青を踏むが春の季語。踏青、青き踏むも同意の季語です。
この季語は、中国の古くからの行事から伝わったもので、旧暦の3月3日ごろと言われていますが、その時期は中国でもまちまちで一様ではありません。春になって草萌えのころ、戸外に出てその青々とした草の上で愉しく過ごすことで、わが国の花見と同じように、始めはその年の吉凶を占ったことによります。
この句では、今まで寒さのために、屋内にこもっていた人々が青々とした草の芽を踏むことによって、自然の中にひたって生きていることの喜びを詠っています。例え過去に困ったことがあっても、悔いなぞ持たずに、前を向いて歩こうと気持ちを引き締めていますね。

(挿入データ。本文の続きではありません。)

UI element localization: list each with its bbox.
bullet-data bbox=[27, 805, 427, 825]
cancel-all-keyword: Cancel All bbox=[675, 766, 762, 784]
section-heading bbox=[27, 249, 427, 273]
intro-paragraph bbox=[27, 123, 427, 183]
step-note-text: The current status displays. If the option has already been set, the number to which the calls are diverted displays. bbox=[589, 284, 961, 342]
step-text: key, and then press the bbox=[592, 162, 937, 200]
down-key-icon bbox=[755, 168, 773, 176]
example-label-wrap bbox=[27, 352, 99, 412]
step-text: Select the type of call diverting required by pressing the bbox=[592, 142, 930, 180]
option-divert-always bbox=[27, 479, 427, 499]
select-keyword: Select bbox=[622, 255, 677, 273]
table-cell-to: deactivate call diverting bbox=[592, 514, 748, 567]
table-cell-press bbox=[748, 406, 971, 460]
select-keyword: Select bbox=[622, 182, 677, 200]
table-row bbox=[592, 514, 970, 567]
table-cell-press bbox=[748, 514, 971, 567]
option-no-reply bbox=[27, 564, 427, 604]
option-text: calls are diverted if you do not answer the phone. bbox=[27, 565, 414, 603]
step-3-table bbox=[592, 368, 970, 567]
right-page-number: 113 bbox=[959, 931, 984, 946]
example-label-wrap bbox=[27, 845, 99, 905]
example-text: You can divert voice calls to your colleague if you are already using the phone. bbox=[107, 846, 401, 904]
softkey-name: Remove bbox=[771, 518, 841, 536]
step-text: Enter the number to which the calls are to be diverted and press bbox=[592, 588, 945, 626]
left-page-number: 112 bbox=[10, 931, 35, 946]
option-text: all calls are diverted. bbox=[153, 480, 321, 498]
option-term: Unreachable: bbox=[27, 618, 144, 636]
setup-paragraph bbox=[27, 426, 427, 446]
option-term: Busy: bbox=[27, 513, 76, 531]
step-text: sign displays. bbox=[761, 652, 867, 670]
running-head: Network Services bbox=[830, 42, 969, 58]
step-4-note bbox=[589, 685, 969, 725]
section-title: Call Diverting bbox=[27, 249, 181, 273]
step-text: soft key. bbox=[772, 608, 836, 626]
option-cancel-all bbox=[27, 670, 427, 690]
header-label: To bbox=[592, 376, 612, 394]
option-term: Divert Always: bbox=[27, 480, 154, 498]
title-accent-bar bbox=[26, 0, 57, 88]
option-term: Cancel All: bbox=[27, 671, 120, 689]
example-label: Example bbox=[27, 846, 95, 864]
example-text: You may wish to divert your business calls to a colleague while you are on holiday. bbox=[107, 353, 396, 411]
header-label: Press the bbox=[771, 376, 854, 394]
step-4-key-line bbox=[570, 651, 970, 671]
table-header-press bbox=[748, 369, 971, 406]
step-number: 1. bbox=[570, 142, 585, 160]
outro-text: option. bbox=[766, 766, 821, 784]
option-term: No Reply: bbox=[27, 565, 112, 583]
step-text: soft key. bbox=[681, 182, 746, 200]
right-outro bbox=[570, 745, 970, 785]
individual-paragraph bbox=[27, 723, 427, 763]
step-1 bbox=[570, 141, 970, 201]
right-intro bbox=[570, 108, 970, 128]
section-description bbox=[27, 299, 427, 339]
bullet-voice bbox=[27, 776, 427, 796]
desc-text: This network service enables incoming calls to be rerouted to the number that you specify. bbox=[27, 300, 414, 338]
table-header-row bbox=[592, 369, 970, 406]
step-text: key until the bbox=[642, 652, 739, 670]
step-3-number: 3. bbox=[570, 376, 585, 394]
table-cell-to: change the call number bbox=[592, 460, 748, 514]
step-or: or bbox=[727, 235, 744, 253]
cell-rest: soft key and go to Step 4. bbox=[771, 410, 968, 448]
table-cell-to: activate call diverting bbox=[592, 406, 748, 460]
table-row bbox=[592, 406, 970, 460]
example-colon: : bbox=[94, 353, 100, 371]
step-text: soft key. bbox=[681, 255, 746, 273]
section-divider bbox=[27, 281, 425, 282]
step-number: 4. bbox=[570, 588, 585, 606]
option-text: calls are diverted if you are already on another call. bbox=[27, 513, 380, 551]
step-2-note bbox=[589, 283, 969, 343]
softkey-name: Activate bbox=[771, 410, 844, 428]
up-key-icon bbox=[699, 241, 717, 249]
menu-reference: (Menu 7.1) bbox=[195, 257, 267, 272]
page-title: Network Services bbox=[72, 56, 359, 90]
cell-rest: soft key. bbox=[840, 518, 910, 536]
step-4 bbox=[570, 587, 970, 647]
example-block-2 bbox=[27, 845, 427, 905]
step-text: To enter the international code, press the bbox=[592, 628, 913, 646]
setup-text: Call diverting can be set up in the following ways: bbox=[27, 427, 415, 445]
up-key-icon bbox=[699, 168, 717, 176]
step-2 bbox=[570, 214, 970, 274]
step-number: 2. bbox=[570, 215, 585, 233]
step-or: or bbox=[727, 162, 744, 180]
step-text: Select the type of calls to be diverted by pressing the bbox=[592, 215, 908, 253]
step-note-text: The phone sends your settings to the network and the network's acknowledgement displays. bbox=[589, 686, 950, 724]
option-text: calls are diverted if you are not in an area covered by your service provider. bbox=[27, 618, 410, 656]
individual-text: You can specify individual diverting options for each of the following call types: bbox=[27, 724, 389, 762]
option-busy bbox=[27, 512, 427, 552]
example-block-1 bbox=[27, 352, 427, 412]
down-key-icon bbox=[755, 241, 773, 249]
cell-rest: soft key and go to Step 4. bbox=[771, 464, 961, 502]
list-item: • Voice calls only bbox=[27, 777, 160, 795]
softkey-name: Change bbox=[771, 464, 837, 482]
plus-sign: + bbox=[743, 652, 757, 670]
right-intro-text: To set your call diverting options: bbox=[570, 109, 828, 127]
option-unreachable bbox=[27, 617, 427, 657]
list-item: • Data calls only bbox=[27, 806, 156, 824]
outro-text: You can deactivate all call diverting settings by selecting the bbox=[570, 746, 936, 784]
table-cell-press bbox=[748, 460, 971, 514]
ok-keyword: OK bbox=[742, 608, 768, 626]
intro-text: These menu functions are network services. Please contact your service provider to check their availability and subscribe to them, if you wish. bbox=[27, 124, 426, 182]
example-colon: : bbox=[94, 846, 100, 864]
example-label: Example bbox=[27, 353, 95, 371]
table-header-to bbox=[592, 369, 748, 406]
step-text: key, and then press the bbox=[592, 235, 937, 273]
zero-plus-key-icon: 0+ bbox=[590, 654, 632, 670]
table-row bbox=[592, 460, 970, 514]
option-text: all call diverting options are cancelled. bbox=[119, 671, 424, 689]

作者あずみ・あつしの紹介は、2005年2月28日を参照。
(出典:角川春樹著「合本俳句歳時記」、角川春樹事務所、1998年刊)
・今日は、9年目の東日本大震災の日。いまだ4万8000人近くの人が避難生活を強いられています。災害公営住宅の建設など住まいの復興事業がほぼ完了しても震災前と比べて人口が減少し、暮らし向きや地域のつながりについて「復興した」という実感は乏しいままのようです。